The 25th Amendment, ratified after the assassination of John F. Kennedy, provides the procedure for replacing the president in the event of “death, removal, resignation, or incapacitation” – and the anti-Trump movement is hoping to overthrow the president through the “incapacitation” clause.

“The procedure is laid out in stages, and every stage gives the president the benefit of the doubt,” wrote the Tenth Amendment Center’s Rob Natelson. “A president with a minimal ability to respond can probably defeat any effort to remove him from power.”

“If he has support from a significant minority in even one congressional chamber he certainly can defeat any such effort.”

In other words, provoking the 25th Amendment is better suited for anti-Trump fundraising than actually removing the president.

“This procedure is much tougher than impeachment-and-removal,” Natelson continues. “Impeachment requires only a majority of the House, and there are no constitutional time limits.”

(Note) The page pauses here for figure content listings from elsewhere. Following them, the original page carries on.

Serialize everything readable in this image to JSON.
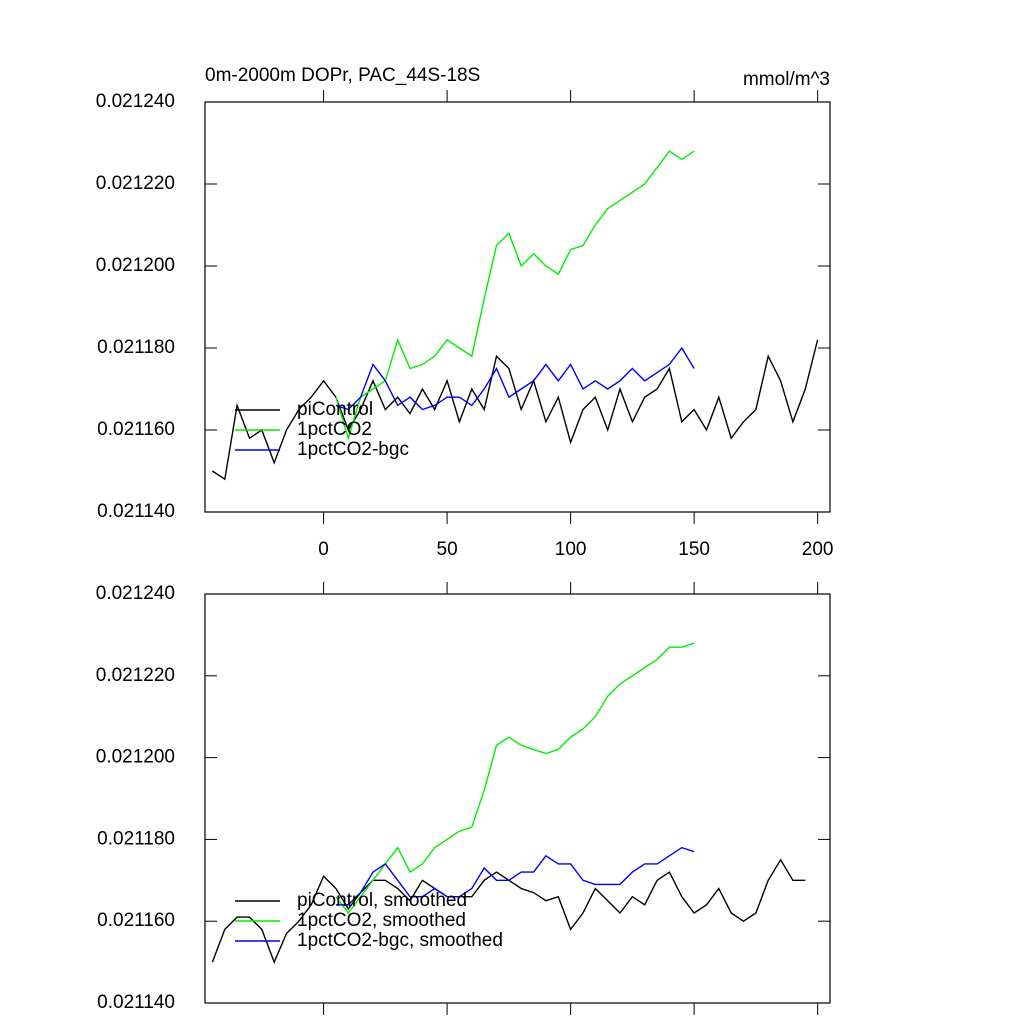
{
  "chart_data": [
    {
      "type": "line",
      "title": "0m-2000m DOPr, PAC_44S-18S",
      "units": "mmol/m^3",
      "x": [
        -45,
        -40,
        -35,
        -30,
        -25,
        -20,
        -15,
        -10,
        -5,
        0,
        5,
        10,
        15,
        20,
        25,
        30,
        35,
        40,
        45,
        50,
        55,
        60,
        65,
        70,
        75,
        80,
        85,
        90,
        95,
        100,
        105,
        110,
        115,
        120,
        125,
        130,
        135,
        140,
        145,
        150,
        155,
        160,
        165,
        170,
        175,
        180,
        185,
        190,
        195,
        200
      ],
      "series": [
        {
          "name": "piControl",
          "color": "#000000",
          "values": [
            0.02115,
            0.021148,
            0.021166,
            0.021158,
            0.02116,
            0.021152,
            0.02116,
            0.021165,
            0.021168,
            0.021172,
            0.021168,
            0.02116,
            0.021165,
            0.021172,
            0.021165,
            0.021168,
            0.021164,
            0.02117,
            0.021165,
            0.021172,
            0.021162,
            0.02117,
            0.021165,
            0.021178,
            0.021175,
            0.021165,
            0.021172,
            0.021162,
            0.021168,
            0.021157,
            0.021165,
            0.021168,
            0.02116,
            0.02117,
            0.021162,
            0.021168,
            0.02117,
            0.021175,
            0.021162,
            0.021165,
            0.02116,
            0.021168,
            0.021158,
            0.021162,
            0.021165,
            0.021178,
            0.021172,
            0.021162,
            0.02117,
            0.021182
          ]
        },
        {
          "name": "1pctCO2",
          "color": "#00ee00",
          "values": [
            null,
            null,
            null,
            null,
            null,
            null,
            null,
            null,
            null,
            null,
            0.021168,
            0.021158,
            0.021168,
            0.02117,
            0.021172,
            0.021182,
            0.021175,
            0.021176,
            0.021178,
            0.021182,
            0.02118,
            0.021178,
            0.021192,
            0.021205,
            0.021208,
            0.0212,
            0.021203,
            0.0212,
            0.021198,
            0.021204,
            0.021205,
            0.02121,
            0.021214,
            0.021216,
            0.021218,
            0.02122,
            0.021224,
            0.021228,
            0.021226,
            0.021228,
            null,
            null,
            null,
            null,
            null,
            null,
            null,
            null,
            null,
            null
          ]
        },
        {
          "name": "1pctCO2-bgc",
          "color": "#0000ee",
          "values": [
            null,
            null,
            null,
            null,
            null,
            null,
            null,
            null,
            null,
            null,
            0.021166,
            0.021165,
            0.021168,
            0.021176,
            0.021172,
            0.021166,
            0.021168,
            0.021165,
            0.021166,
            0.021168,
            0.021168,
            0.021166,
            0.02117,
            0.021175,
            0.021168,
            0.02117,
            0.021172,
            0.021176,
            0.021172,
            0.021176,
            0.02117,
            0.021172,
            0.02117,
            0.021172,
            0.021175,
            0.021172,
            0.021174,
            0.021176,
            0.02118,
            0.021175,
            null,
            null,
            null,
            null,
            null,
            null,
            null,
            null,
            null,
            null
          ]
        }
      ],
      "xlim": [
        -48,
        205
      ],
      "xticks": [
        0,
        50,
        100,
        150,
        200
      ],
      "xtick_labels": true,
      "ylim": [
        0.02114,
        0.02124
      ],
      "yticks": [
        {
          "value": 0.02114,
          "label": "0.021140"
        },
        {
          "value": 0.02116,
          "label": "0.021160"
        },
        {
          "value": 0.02118,
          "label": "0.021180"
        },
        {
          "value": 0.0212,
          "label": "0.021200"
        },
        {
          "value": 0.02122,
          "label": "0.021220"
        },
        {
          "value": 0.02124,
          "label": "0.021240"
        }
      ],
      "legend": "lower left"
    },
    {
      "type": "line",
      "x": [
        -45,
        -40,
        -35,
        -30,
        -25,
        -20,
        -15,
        -10,
        -5,
        0,
        5,
        10,
        15,
        20,
        25,
        30,
        35,
        40,
        45,
        50,
        55,
        60,
        65,
        70,
        75,
        80,
        85,
        90,
        95,
        100,
        105,
        110,
        115,
        120,
        125,
        130,
        135,
        140,
        145,
        150,
        155,
        160,
        165,
        170,
        175,
        180,
        185,
        190,
        195,
        200
      ],
      "series": [
        {
          "name": "piControl, smoothed",
          "color": "#000000",
          "values": [
            0.02115,
            0.021158,
            0.021161,
            0.021161,
            0.021158,
            0.02115,
            0.021157,
            0.02116,
            0.021164,
            0.021171,
            0.021168,
            0.021163,
            0.021167,
            0.02117,
            0.02117,
            0.021168,
            0.021165,
            0.02117,
            0.021168,
            0.021166,
            0.021166,
            0.021166,
            0.02117,
            0.021172,
            0.02117,
            0.021168,
            0.021167,
            0.021165,
            0.021166,
            0.021158,
            0.021162,
            0.021168,
            0.021165,
            0.021162,
            0.021166,
            0.021164,
            0.02117,
            0.021172,
            0.021166,
            0.021162,
            0.021164,
            0.021168,
            0.021162,
            0.02116,
            0.021162,
            0.02117,
            0.021175,
            0.02117,
            0.02117,
            null
          ]
        },
        {
          "name": "1pctCO2, smoothed",
          "color": "#00ee00",
          "values": [
            null,
            null,
            null,
            null,
            null,
            null,
            null,
            null,
            null,
            null,
            0.021166,
            0.021162,
            0.021166,
            0.02117,
            0.021174,
            0.021178,
            0.021172,
            0.021174,
            0.021178,
            0.02118,
            0.021182,
            0.021183,
            0.021192,
            0.021203,
            0.021205,
            0.021203,
            0.021202,
            0.021201,
            0.021202,
            0.021205,
            0.021207,
            0.02121,
            0.021215,
            0.021218,
            0.02122,
            0.021222,
            0.021224,
            0.021227,
            0.021227,
            0.021228,
            null,
            null,
            null,
            null,
            null,
            null,
            null,
            null,
            null,
            null
          ]
        },
        {
          "name": "1pctCO2-bgc, smoothed",
          "color": "#0000ee",
          "values": [
            null,
            null,
            null,
            null,
            null,
            null,
            null,
            null,
            null,
            null,
            0.021164,
            0.021164,
            0.021167,
            0.021172,
            0.021174,
            0.02117,
            0.021166,
            0.021166,
            0.021168,
            0.021166,
            0.021166,
            0.021168,
            0.021173,
            0.02117,
            0.02117,
            0.021172,
            0.021172,
            0.021176,
            0.021174,
            0.021174,
            0.02117,
            0.021169,
            0.021169,
            0.021169,
            0.021172,
            0.021174,
            0.021174,
            0.021176,
            0.021178,
            0.021177,
            null,
            null,
            null,
            null,
            null,
            null,
            null,
            null,
            null,
            null
          ]
        }
      ],
      "xlim": [
        -48,
        205
      ],
      "xticks": [
        0,
        50,
        100,
        150,
        200
      ],
      "xtick_labels": false,
      "ylim": [
        0.02114,
        0.02124
      ],
      "yticks": [
        {
          "value": 0.02114,
          "label": "0.021140"
        },
        {
          "value": 0.02116,
          "label": "0.021160"
        },
        {
          "value": 0.02118,
          "label": "0.021180"
        },
        {
          "value": 0.0212,
          "label": "0.021200"
        },
        {
          "value": 0.02122,
          "label": "0.021220"
        },
        {
          "value": 0.02124,
          "label": "0.021240"
        }
      ],
      "legend": "lower left"
    }
  ]
}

“Under the 25th Amendment, however, if a minority in either single chamber can stall proceedings for about three weeks, the president wins.”

But the procedure could die long before then; the first step, for example, would require the Vice President and the majority of the cabinet to send Congress a “written declaration that the president is unable to discharge the powers and duties of his office.”

If the president responds by sending a written declaration of Congress that “no inability exists,” then the VP and the Cabinet has four days to counteract.

That would give a non-incapacitated president plenty of time to fire those cabinet members and stop the proceedings because newly-hired replacements wouldn’t presumably fit the 25th Amendment’s requirement for “principal officers” who can discharge the president.

Simply put, the “incapacitation” clause was written specifically for a president who is physically incapacitated and thus cannot easily respond to 25th Amendment proceedings which are stacked in his favor, according to Natelson.